Disease Prevention Through Diet & Nutrition
Here are three reasons why following a healthy diet is important:
1. to maintain health by preventing loss of muscle strength, bone mass, and vitamin deficiency states;
2. to prevent diseases such as heart attacks, strokes, obesity, osteoporosis, and certain cancers; and
3. to help control and/or treat chronic diseases and conditions such as high blood pressure, diabetes mellitus, sleep apnea, and celiac disease.
The body requires carbohydrates, fats, proteins, vitamins, and minerals to maintain healthy organs, bones, muscles, and nerves, and to produce hormones and chemicals that are necessary for the proper function of organs.
Vitamins and minerals are naturally occurring substances that are essential for the growth and function of the body. Vitamins and minerals are both necessary (in small amounts) for normal chemical reactions (metabolism) in the body.
Preventing and controlling diseases
Obesity and heart attacks are major public-health problems in many countries. Therefore, most dietary recommendations are aimed at preventing these two diseases. Obesity comes over time by eating more calories than the body burns. Obesity, in turn, can contribute to the development of many diseases such as heart disease, diabetes, sleep apnea, liver disease, arthritis, high blood pressure, gout, gallstones, and certain cancers.
To lose weight or maintain a healthy weight, it helps to eat more low-energy-dense foods. Low-energy-dense foods (such as vegetables and fruits) contain few calories per unit volume of food so that one can eat a large volume of it without taking in many calories. One should also eat less of the high-energy-dense foods such as fats, egg yolks, fried foods, sweets, and high-fat salad dressings. Foods with a high energy density also often have high cholesterol and saturated fat content. One should also eat less of those foods that provide calories but little other nutrients, such as alcohol and many packaged snack foods.
A healthy diet should:
• balance calories with physical activity to manage weight;
• consume more of certain foods and nutrients such as fruits, vegetables, whole grains, fat-free and low-fat dairy products;
• consume fewer foods with sodium (salt), saturated fats, trans fats, cholesterol, added sugars, and refined grains.
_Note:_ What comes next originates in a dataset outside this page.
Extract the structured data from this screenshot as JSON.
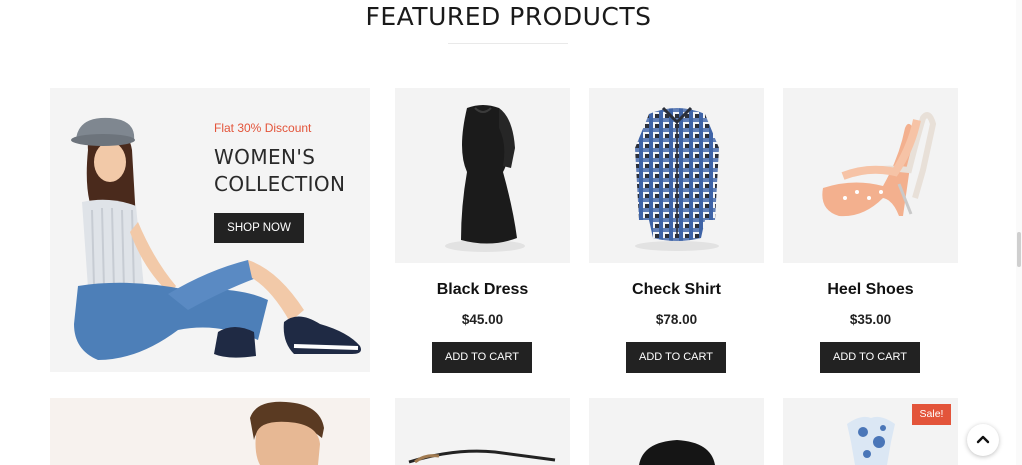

• Vitamins and mineral supplements are important both in preventing deficiency states as well as in preventing diseases. Most diseases resulting from vitamin deficiencies such as scurvy (vitamin C deficiency), night blindness (vitamin A deficiency), and beriberi (thiamine deficiency) occur mainly in third-world countries. Certain special populations can develop vitamin or mineral deficiencies, and thus require dietary.
• severely malnourished alcoholics can develop nerve damage from thiamine deficiency;
• individuals lacking sun exposure can develop bone disease from vitamin D deficiency;
• pernicious anemia is a condition associated with nerve damage, which can result from vitamin B12 deficiency; and • people with celiac sprue can also develop vitamin deficiencies, as well as iron deficiency.
For these special populations, vitamin supplements are important to prevent these deficiencies.
Vitamin supplements to prevent diseases
Vitamin supplements are used to prevent deficiencies and also to prevent diseases. Certain vitamin supplements (such as folic acid, vitamin B6, and B12) have been used to lower blood levels of homocysteine, which may help prevent heart attacks. Folic acid fortification in cereals and vitamin supplements has been found to decrease the risk of birth defects in the developing fetus in pregnant women.
Diets to control and/or treat diseases
Diets low in simple sugars are important in controlling blood glucose levels in people with diabetes mellitus. When the condition cannot be adequately controlled by diet alone, medications (sometimes including insulin) are required. Therapeutic lifestyle changes (TLC) are important treatments for high blood levels of cholesterol, especially the “bad” ( LDL) cholesterol. When TLC are not sufficient, then medications are usually indicated to lower blood lipid levels.